O ministro do Interior, Gérard Darmanin, anunciou que o nono dia de revolta deixou 80 detidos e 123 policiais feridos. Em grande medida as passeatas transcorreram de forma pacífica. No entanto, além de Bordeaux, houve confrontos entre forças de segurança e manifestantes em Paris, além de incidentes em cidades como Nantes (oeste) e Toulouse (sudoeste). O movimento de oposição às mudanças nas aposentadorias obteve reforço de uma greve dos aeroportos, escolas e refinarias de petróleo.

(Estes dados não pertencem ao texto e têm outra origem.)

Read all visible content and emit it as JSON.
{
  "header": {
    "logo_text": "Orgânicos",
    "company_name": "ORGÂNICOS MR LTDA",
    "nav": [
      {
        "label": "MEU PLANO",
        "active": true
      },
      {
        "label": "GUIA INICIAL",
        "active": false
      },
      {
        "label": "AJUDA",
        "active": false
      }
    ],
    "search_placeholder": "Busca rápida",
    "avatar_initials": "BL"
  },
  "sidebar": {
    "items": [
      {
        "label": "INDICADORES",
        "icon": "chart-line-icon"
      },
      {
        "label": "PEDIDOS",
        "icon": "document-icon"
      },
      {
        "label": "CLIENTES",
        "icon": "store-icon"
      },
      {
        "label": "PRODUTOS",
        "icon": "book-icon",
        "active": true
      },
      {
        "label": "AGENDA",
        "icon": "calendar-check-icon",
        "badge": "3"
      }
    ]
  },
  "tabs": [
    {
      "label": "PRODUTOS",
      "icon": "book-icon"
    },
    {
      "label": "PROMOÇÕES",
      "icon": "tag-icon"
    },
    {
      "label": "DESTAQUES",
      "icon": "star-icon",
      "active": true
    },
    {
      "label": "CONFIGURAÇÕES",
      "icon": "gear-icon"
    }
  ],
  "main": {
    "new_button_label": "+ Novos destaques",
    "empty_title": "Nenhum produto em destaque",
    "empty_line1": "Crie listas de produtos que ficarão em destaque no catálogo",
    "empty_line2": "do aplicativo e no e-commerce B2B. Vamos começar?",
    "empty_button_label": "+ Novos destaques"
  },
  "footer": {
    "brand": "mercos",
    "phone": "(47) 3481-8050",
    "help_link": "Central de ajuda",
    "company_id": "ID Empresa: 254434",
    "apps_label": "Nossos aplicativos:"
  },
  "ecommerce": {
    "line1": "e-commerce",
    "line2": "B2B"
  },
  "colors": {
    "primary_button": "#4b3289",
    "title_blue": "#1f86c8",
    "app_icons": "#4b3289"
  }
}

Philippe Martinez, líder do sindicato CGT, advertiu que Macron jogou "um tanque de gasolina no fogo". Por sua vez, Laurent Berger, chefe do CFDT, pediu à população que se focasse em "ações não violentas", ante o temor de as organizações trabalhistas perderem o apoio da opinião pública. "A responsabilidade da situação explosiva não recai nas organizações sindicais, mas no governo", advertiram os sindicatos, ao convocarem uma nova onda de mobilizações para a próxima terça-feira. O Ministério do Interior e o CGT estimam que entre 1,089 milhão e 3,5 milhões de pessoas participaram dos atos de ontem — Paris registrou um recorde, com entre 119 mil e 800 mil.
Morador de Paris, o comerciante Louis (ele não quis revelar o sobrenome), 28 anos, disse ao Correio que decidiu abandonar as ruas, no início da noite, porque a polícia perseguia manifestantes. "Os agentes espancaram as pessoas de modo aleatório", denunciou. "O ambiente era muito bom, com a presença de uma grande multidão, mas os policiais tentaram barrar o avanço dos protestos."

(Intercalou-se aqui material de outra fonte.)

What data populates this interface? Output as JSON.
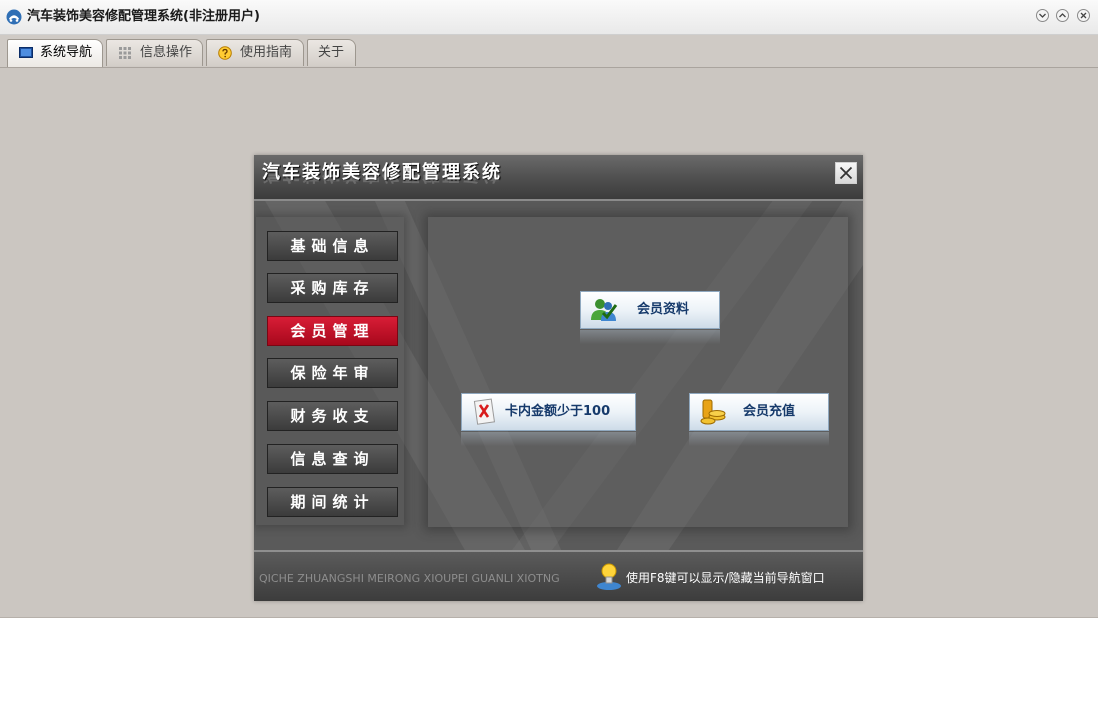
{
  "window": {
    "title": "汽车装饰美容修配管理系统(非注册用户)",
    "icon": "car-logo-icon"
  },
  "tabs": [
    {
      "label": "系统导航",
      "icon": "monitor-icon",
      "active": true
    },
    {
      "label": "信息操作",
      "icon": "grid-icon",
      "active": false
    },
    {
      "label": "使用指南",
      "icon": "help-icon",
      "active": false
    },
    {
      "label": "关于",
      "icon": "",
      "active": false
    }
  ],
  "panel": {
    "title": "汽车装饰美容修配管理系统",
    "close_icon": "close-icon"
  },
  "menu": [
    {
      "label": "基础信息",
      "selected": false
    },
    {
      "label": "采购库存",
      "selected": false
    },
    {
      "label": "会员管理",
      "selected": true
    },
    {
      "label": "保险年审",
      "selected": false
    },
    {
      "label": "财务收支",
      "selected": false
    },
    {
      "label": "信息查询",
      "selected": false
    },
    {
      "label": "期间统计",
      "selected": false
    }
  ],
  "actions": {
    "member_info": {
      "label": "会员资料",
      "icon": "member-profile-icon"
    },
    "low_balance": {
      "label": "卡内金额少于100",
      "icon": "card-warning-icon"
    },
    "recharge": {
      "label": "会员充值",
      "icon": "coins-icon"
    }
  },
  "footer": {
    "pinyin": "QICHE ZHUANGSHI MEIRONG XIOUPEI GUANLI XIOTNG",
    "tip": "使用F8键可以显示/隐藏当前导航窗口",
    "tip_icon": "lightbulb-icon"
  },
  "colors": {
    "selected_menu": "#c8102e",
    "panel_bg": "#5a5a5a",
    "button_text": "#163a6b"
  }
}
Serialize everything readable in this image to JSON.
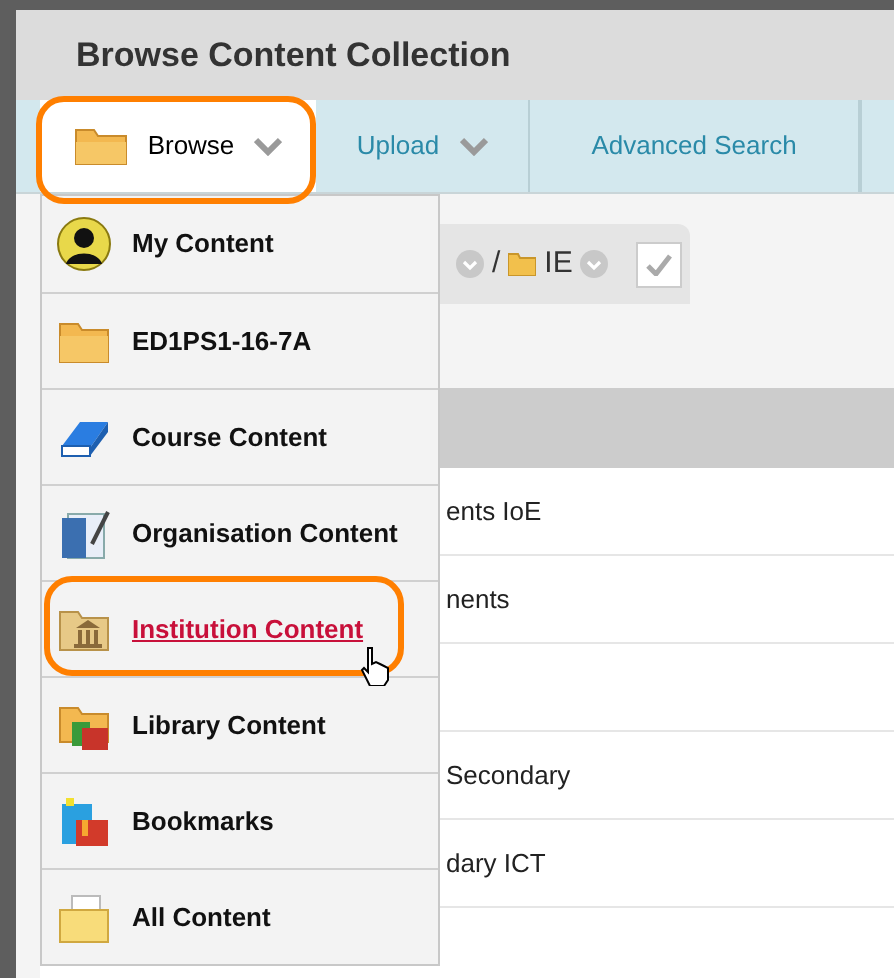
{
  "dialog": {
    "title": "Browse Content Collection"
  },
  "tabs": [
    {
      "label": "Browse",
      "selected": true,
      "highlighted": true,
      "has_caret": true
    },
    {
      "label": "Upload",
      "selected": false,
      "highlighted": false,
      "has_caret": true
    },
    {
      "label": "Advanced Search",
      "selected": false,
      "highlighted": false,
      "has_caret": false
    }
  ],
  "breadcrumb": {
    "separator": "/",
    "folder": "IE"
  },
  "rows": [
    {
      "text": "ents IoE"
    },
    {
      "text": "nents"
    },
    {
      "text": ""
    },
    {
      "text": "Secondary"
    },
    {
      "text": "dary ICT"
    }
  ],
  "menu": {
    "items": [
      {
        "label": "My Content",
        "selected": false,
        "highlighted": false
      },
      {
        "label": "ED1PS1-16-7A",
        "selected": false,
        "highlighted": false
      },
      {
        "label": "Course Content",
        "selected": false,
        "highlighted": false
      },
      {
        "label": "Organisation Content",
        "selected": false,
        "highlighted": false
      },
      {
        "label": "Institution Content",
        "selected": true,
        "highlighted": true
      },
      {
        "label": "Library Content",
        "selected": false,
        "highlighted": false
      },
      {
        "label": "Bookmarks",
        "selected": false,
        "highlighted": false
      },
      {
        "label": "All Content",
        "selected": false,
        "highlighted": false
      }
    ]
  }
}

Louis afirmou ser contrário à reforma da Previdência. "É um retrocesso no progresso social que fizemos. Especialmente porque Macron presenteou os grandes empresários com regalias tributárias", desabafou. "Muitos impostos foram removidos durante o seu governo, e o orçamento dedicado às forças armadas também é imenso." Também em Paris, a fonoaudióloga Lauren Briens, 61, decidiu sair às ruas depois de uma entrevista que Macron deu às emissoras TF1 e France 2, na quarta-feira.
Na ocasião, o presidente disse que a reforma é "necessária", classificou os manifestantes de "sediciosos" e comparou os protestos aos atos golpistas de 6 de janeiro de 2021, em Washington, e de 8 de janeiro passado, em Brasília. "Estou muito chateada, nos trataram como crianças", reclamou Briens. Na entrevista de anteontem, Macron disse que assumia a "impopularidade" da reforma e anunciou que ela deve começar a vigorar "até o fim do ano", pelo "interesse geral".
"Raiva"
Historiador e especialista em movimentos das minorias, Christophe Bourseiller afirmou ao Correio que os franceses são muito ligados às formas democráticas. "Eles não apoiam uma imposição da reforma previdenciária por parte do governo, que evitou a votação na Assembleia Nacional (Parlamento). O uso do Artigo 49.3 está na raiz da raiva social. O que era um movimento de protesto tornou-se manifestação de crise social em transformação", explicou.
Ainda de acordo com Bourseiller, os franceses não compreendem que Macron se recusa a ouvir o veredicto das ruas. "Hoje, na França, existe uma raiva sem precedentes. Certamente, não estamos no nível de maio de 1968. As empresas privadas não participam da greve. Mas, neste momento, há um sentimento de insurreição", admitiu o estudioso. "Se o presidente quiser acalmar as coisas, não tem outra solução que não seja submeter sua reforma à votação."